Common class of channel blockers may find a role in cancer therapy
Ion channel blockers, drugs commonly used to treat cardiac, neurologic, and psychiatric disorders, might prove useful in cancer therapy, according to research findings in fruit flies and mice. These findings, published in Nature Neuroscience (2015; doi:10.1038/nn.4088), led to unconventional treatment of a case of metastatic brain cancer.
Ion channels, proteins that form pores in cell membranes, play central roles in organs in which conduction of electrical signals is vital, such as the brain and heart, but they are found in cells throughout the body. Approximately 20% of FDA-approved medications target ion channels because the location of these proteins at the cell surface makes them especially druggable. However, no channel blockers have been approved for cancer treatment.
However, a drug that blocks channels that allow potassium ions to move out of cells was effective in slowing the growth of medulloblastoma, a type of brain cancer, that had metastasized to the bones in the pelvis of a young patient. The drug in question, thioridazine, was originally developed to treat psychosis, but is now rarely used due to significant side effects.

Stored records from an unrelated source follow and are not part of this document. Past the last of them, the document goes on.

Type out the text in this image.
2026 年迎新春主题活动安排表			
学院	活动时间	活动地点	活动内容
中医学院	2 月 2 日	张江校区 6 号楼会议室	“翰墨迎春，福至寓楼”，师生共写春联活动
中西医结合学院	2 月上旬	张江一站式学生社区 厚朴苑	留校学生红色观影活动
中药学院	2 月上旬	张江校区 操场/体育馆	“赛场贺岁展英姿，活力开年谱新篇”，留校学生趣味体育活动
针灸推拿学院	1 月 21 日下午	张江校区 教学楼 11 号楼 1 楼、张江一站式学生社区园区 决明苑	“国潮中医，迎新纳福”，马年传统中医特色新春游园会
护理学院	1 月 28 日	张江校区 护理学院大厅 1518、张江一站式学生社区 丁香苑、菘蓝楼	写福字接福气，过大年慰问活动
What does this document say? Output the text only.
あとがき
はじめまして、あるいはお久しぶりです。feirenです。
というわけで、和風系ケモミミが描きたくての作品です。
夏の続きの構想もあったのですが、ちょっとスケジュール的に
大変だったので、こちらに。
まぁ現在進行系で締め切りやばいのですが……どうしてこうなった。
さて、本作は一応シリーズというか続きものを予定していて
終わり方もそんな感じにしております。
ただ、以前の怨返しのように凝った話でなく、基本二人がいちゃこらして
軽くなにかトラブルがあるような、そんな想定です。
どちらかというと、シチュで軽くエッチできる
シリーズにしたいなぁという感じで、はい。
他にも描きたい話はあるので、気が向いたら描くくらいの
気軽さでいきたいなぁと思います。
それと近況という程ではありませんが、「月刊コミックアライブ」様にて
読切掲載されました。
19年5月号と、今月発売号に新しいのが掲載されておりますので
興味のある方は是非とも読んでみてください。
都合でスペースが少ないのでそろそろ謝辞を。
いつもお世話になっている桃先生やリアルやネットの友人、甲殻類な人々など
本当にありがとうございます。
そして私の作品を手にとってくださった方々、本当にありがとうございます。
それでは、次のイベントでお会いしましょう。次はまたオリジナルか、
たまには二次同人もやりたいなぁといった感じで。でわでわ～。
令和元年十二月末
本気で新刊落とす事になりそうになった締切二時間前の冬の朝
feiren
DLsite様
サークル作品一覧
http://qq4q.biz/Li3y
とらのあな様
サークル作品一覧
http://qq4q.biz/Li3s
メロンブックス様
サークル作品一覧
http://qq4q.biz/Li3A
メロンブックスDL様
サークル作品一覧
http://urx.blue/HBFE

"We showed that blocking a specific ion channel in medulloblastoma can impede tumor cells from proliferating and spreading," said Lily Jan, PhD, a Howard Hughes Medical Institute (HHMI) investigator and professor of physiology at University of California San Francisco, and a senior scientist on the research team.
"The development of a drug designed to act on this newly identified target more specifically and more powerfully, with fewer side effects, would have the potential to improve outcomes for many with this disease, which is a common cause of death in children."

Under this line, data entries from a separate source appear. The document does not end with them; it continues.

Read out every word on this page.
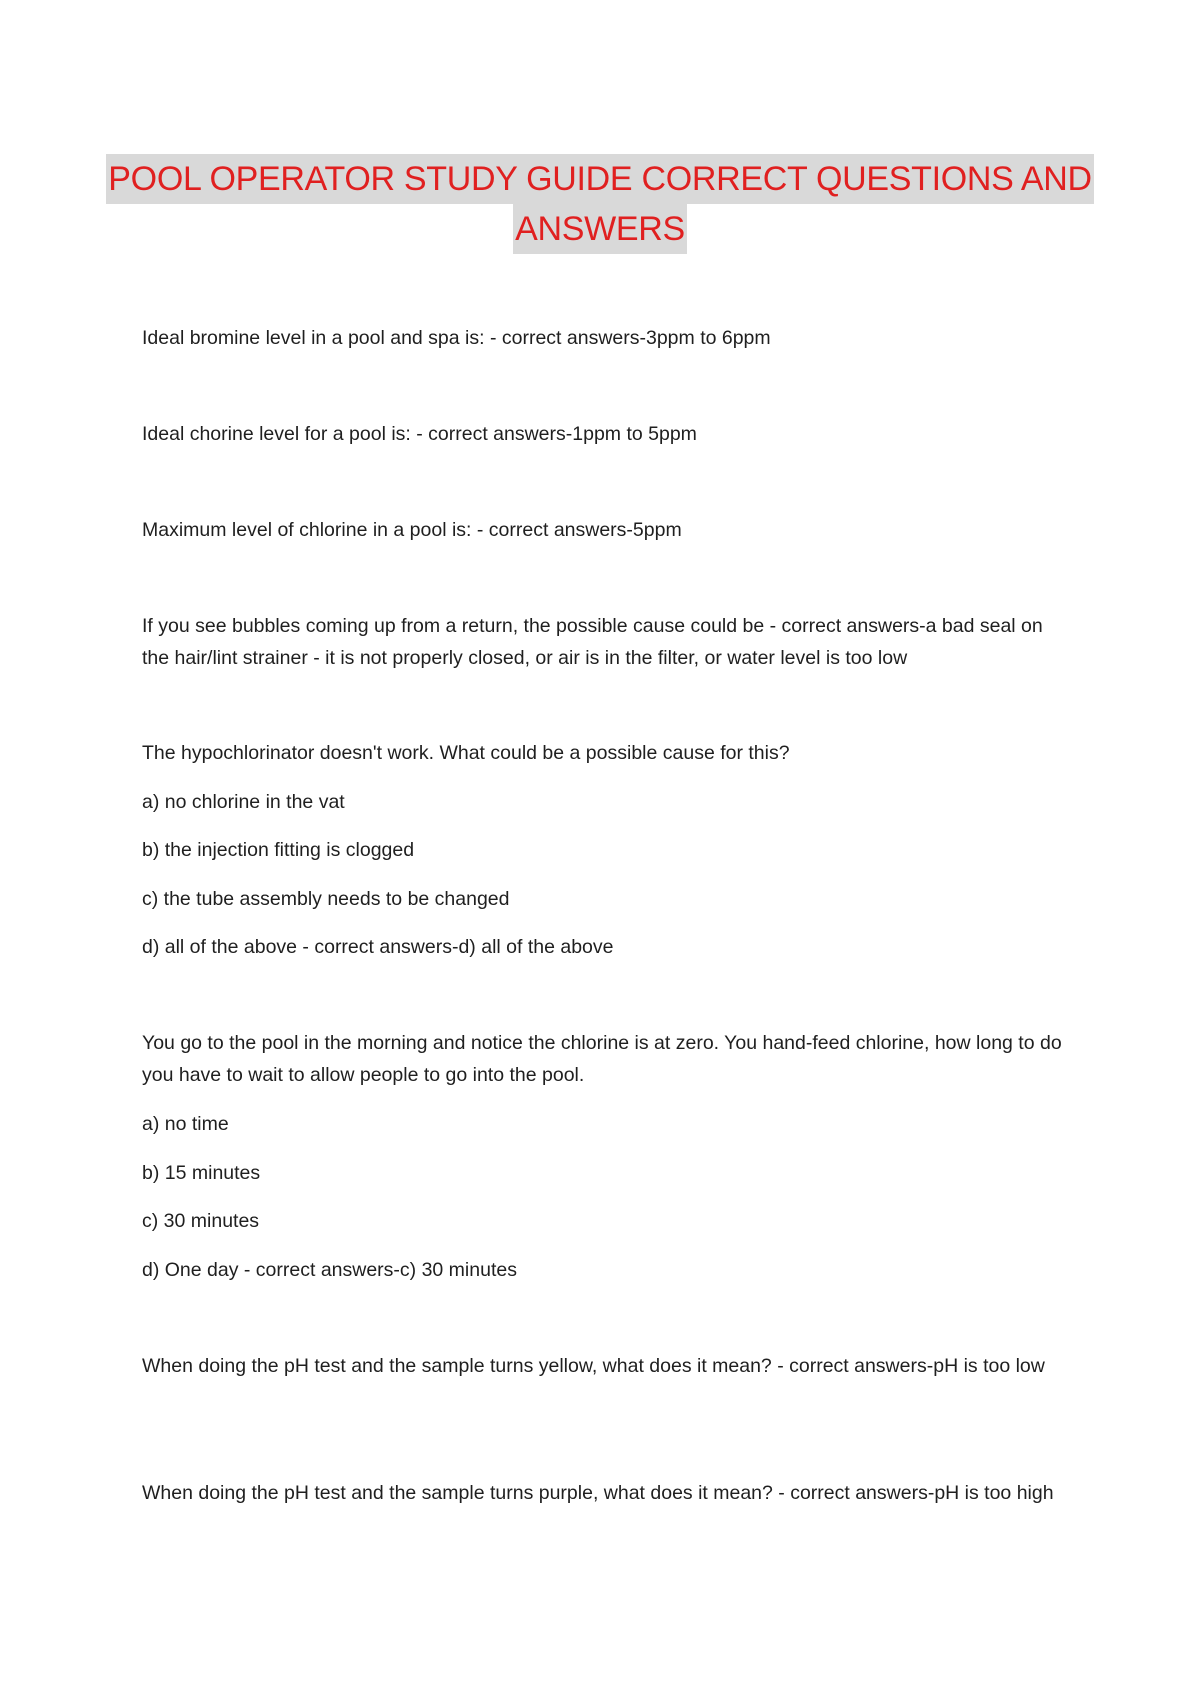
POOL OPERATOR STUDY GUIDE CORRECT QUESTIONS AND
ANSWERS

Ideal bromine level in a pool and spa is: - correct answers-3ppm to 6ppm

Ideal chorine level for a pool is: - correct answers-1ppm to 5ppm

Maximum level of chlorine in a pool is: - correct answers-5ppm

If you see bubbles coming up from a return, the possible cause could be - correct answers-a bad seal on the hair/lint strainer - it is not properly closed, or air is in the filter, or water level is too low

The hypochlorinator doesn't work. What could be a possible cause for this?

a) no chlorine in the vat

b) the injection fitting is clogged

c) the tube assembly needs to be changed

d) all of the above - correct answers-d) all of the above

You go to the pool in the morning and notice the chlorine is at zero. You hand-feed chlorine, how long to do you have to wait to allow people to go into the pool.

a) no time

b) 15 minutes

c) 30 minutes

d) One day - correct answers-c) 30 minutes

When doing the pH test and the sample turns yellow, what does it mean? - correct answers-pH is too low

When doing the pH test and the sample turns purple, what does it mean? - correct answers-pH is too high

The rationale for the unusual treatment had its roots in research begun approximately 5 years ago by former UCSF postdoctoral fellows Xi Huang, PhD, now at the University of Toronto's Hospital for Sick Children, and Ye He, PhD, of UCSF.
The UCSF team collaborated with scientists at the Hospital for Sick Children and the University of Toronto to show that both the fruit fly version of the ion channel protein EAG2 and human EAG2 act in concert with another ion channel, KCNT2, to promote tumor growth.
Huang also discovered that changes in EAG2 abundance at the trailing edge of migrating tumor cells alter cell volume and shape, and enable tumor cells to more easily move and spread. When he transplanted EAG2-producing human medulloblastoma tissue into mice, he found that thioridazine inhibited tumor growth and metastasis. Huang's presentations of this work at campus seminars led to the team's collaborations with medical colleagues and, eventually, to treatment of the patient at UCSF Medical Center.
Surgery, radiation, and chemotherapy, as well as experimental treatments, were no longer effective in arresting growth of widespread metastases in the patient, whose medulloblastoma was originally diagnosed when the patient was a teenager.
But after thioridazine treatment, UCSF physicians, including pediatric oncologist Sabine Mueller, MD, PhD, of the Helen Diller Family Comprehensive Center, observed shrinkage of an EAG2-expressing metastatic tumor in the patient's pelvis. The patient could not tolerate thioridazine's side effects, however, and he succumbed to the disease several months after ending a 2-month course of the drug.